The famous WinRAR decompression software , used by more than 500 million people around the world, suffers from a 14-year-old security hole.
The vulnerability is indeed present in the file UNACEV2.DLL, which has not been updated since 2005.
The vulnerability is indeed present in the file UNACEV2.DLL, which has not been updated since 2005.
A flaw in age to write your own patch
These are researchers at Check Point Software have indeed revealed this amazing vulnerability that could be used by an attacker to hijack users' systems.
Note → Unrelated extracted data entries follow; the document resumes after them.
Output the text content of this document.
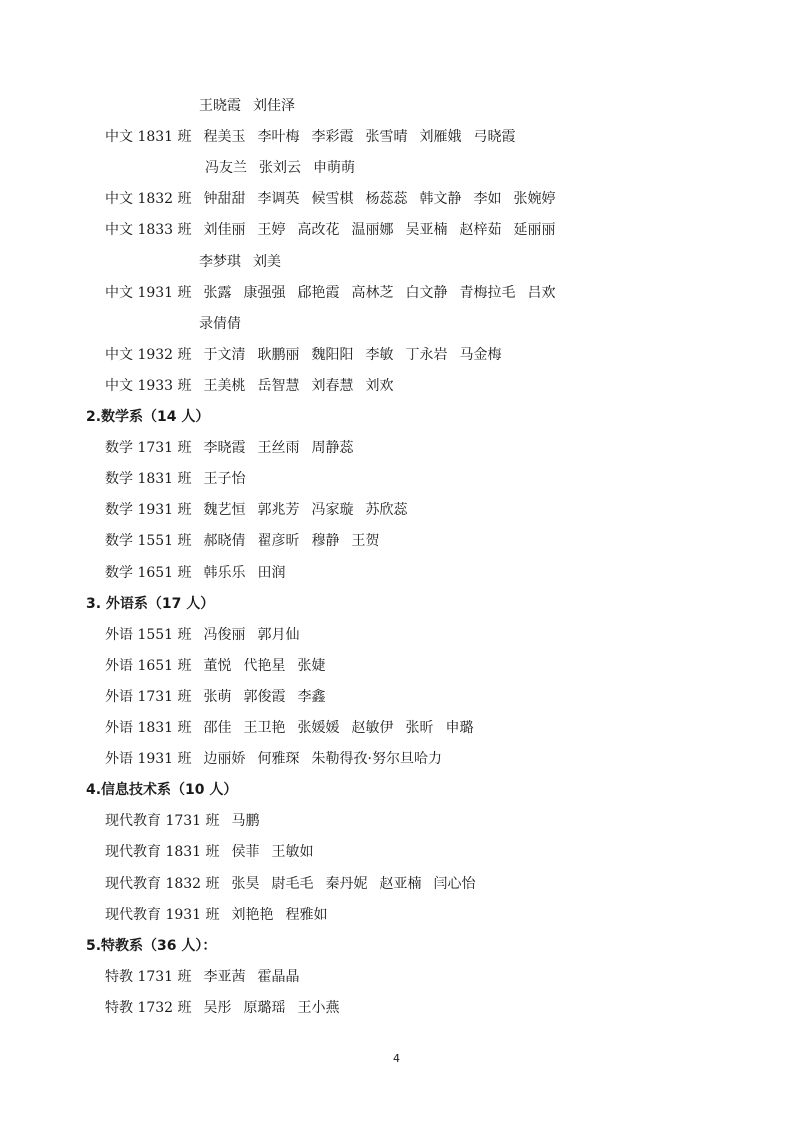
王晓霞 刘佳泽
中文 1831 班 程美玉 李叶梅 李彩霞 张雪晴 刘雁娥 弓晓霞
冯友兰 张刘云 申萌萌
中文 1832 班 钟甜甜 李调英 候雪棋 杨蕊蕊 韩文静 李如 张婉婷
中文 1833 班 刘佳丽 王婷 高改花 温丽娜 吴亚楠 赵梓茹 延丽丽
李梦琪 刘美
中文 1931 班 张露 康强强 郈艳霞 高林芝 白文静 青梅拉毛 吕欢
录倩倩
中文 1932 班 于文清 耿鹏丽 魏阳阳 李敏 丁永岩 马金梅
中文 1933 班 王美桃 岳智慧 刘春慧 刘欢
2.数学系（14 人）
数学 1731 班 李晓霞 王丝雨 周静蕊
数学 1831 班 王子怡
数学 1931 班 魏艺恒 郭兆芳 冯家璇 苏欣蕊
数学 1551 班 郝晓倩 翟彦昕 穆静 王贺
数学 1651 班 韩乐乐 田润
3. 外语系（17 人）
外语 1551 班 冯俊丽 郭月仙
外语 1651 班 董悦 代艳星 张婕
外语 1731 班 张萌 郭俊霞 李鑫
外语 1831 班 邵佳 王卫艳 张媛媛 赵敏伊 张昕 申璐
外语 1931 班 边丽娇 何雅琛 朱勒得孜·努尔旦哈力
4.信息技术系（10 人）
现代教育 1731 班 马鹏
现代教育 1831 班 侯菲 王敏如
现代教育 1832 班 张昊 尉毛毛 秦丹妮 赵亚楠 闫心怡
现代教育 1931 班 刘艳艳 程雅如
5.特教系（36 人）：
特教 1731 班 李亚茜 霍晶晶
特教 1732 班 吴彤 原璐瑶 王小燕
4
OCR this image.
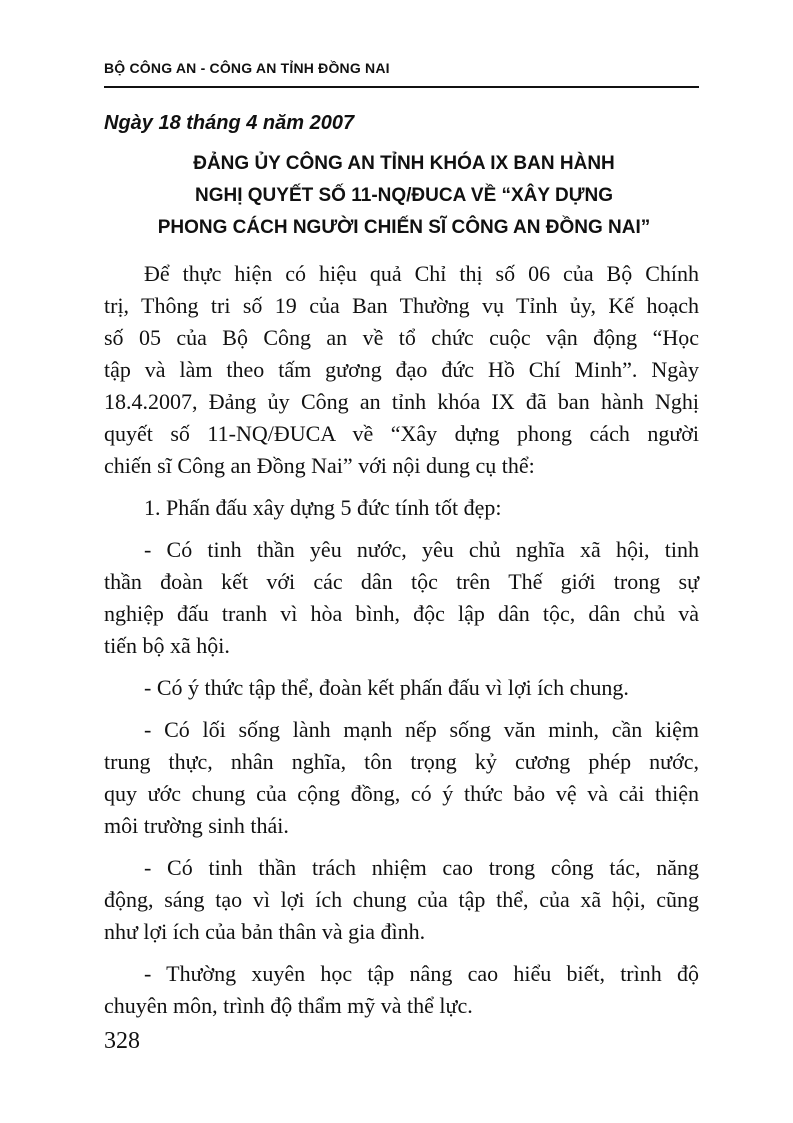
BỘ CÔNG AN - CÔNG AN TỈNH ĐỒNG NAI
Ngày 18 tháng 4 năm 2007
ĐẢNG ỦY CÔNG AN TỈNH KHÓA IX BAN HÀNH
NGHỊ QUYẾT SỐ 11-NQ/ĐUCA VỀ “XÂY DỰNG
PHONG CÁCH NGƯỜI CHIẾN SĨ CÔNG AN ĐỒNG NAI”

Để thực hiện có hiệu quả Chỉ thị số 06 của Bộ Chính
trị, Thông tri số 19 của Ban Thường vụ Tỉnh ủy, Kế hoạch
số 05 của Bộ Công an về tổ chức cuộc vận động “Học
tập và làm theo tấm gương đạo đức Hồ Chí Minh”. Ngày
18.4.2007, Đảng ủy Công an tỉnh khóa IX đã ban hành Nghị
quyết số 11-NQ/ĐUCA về “Xây dựng phong cách người
chiến sĩ Công an Đồng Nai” với nội dung cụ thể:

1. Phấn đấu xây dựng 5 đức tính tốt đẹp:

- Có tinh thần yêu nước, yêu chủ nghĩa xã hội, tinh
thần đoàn kết với các dân tộc trên Thế giới trong sự
nghiệp đấu tranh vì hòa bình, độc lập dân tộc, dân chủ và
tiến bộ xã hội.

- Có ý thức tập thể, đoàn kết phấn đấu vì lợi ích chung.

- Có lối sống lành mạnh nếp sống văn minh, cần kiệm
trung thực, nhân nghĩa, tôn trọng kỷ cương phép nước,
quy ước chung của cộng đồng, có ý thức bảo vệ và cải thiện
môi trường sinh thái.

- Có tinh thần trách nhiệm cao trong công tác, năng
động, sáng tạo vì lợi ích chung của tập thể, của xã hội, cũng
như lợi ích của bản thân và gia đình.

- Thường xuyên học tập nâng cao hiểu biết, trình độ
chuyên môn, trình độ thẩm mỹ và thể lực.

328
Do not panic, however, the developers of WinRAR have already corrected the concern, via the last update of the program.
Concretely, via the UNACEV2.DLL library, it was possible to develop "malicious" ACE archives , allowing their decompression to install files on the target system, apart of course from the decompression file . According to Check Point Software, it was entirely possible to inject files into the Windows startup folder.
" UNACEV2.DLL has not been updated since 2005 and we do not have access to its source code ," said WinRAR teams. " So we decided to remove support for the ACE archive format to protect the security of WinRAR users ."
The group obviously invites users not to open the ACE archives whose provenance is unknown, but also to update the WinRAR software. A program that is installed in very (very) many domestic systems, but also in companies, and that we rarely (if ever) take care of updating.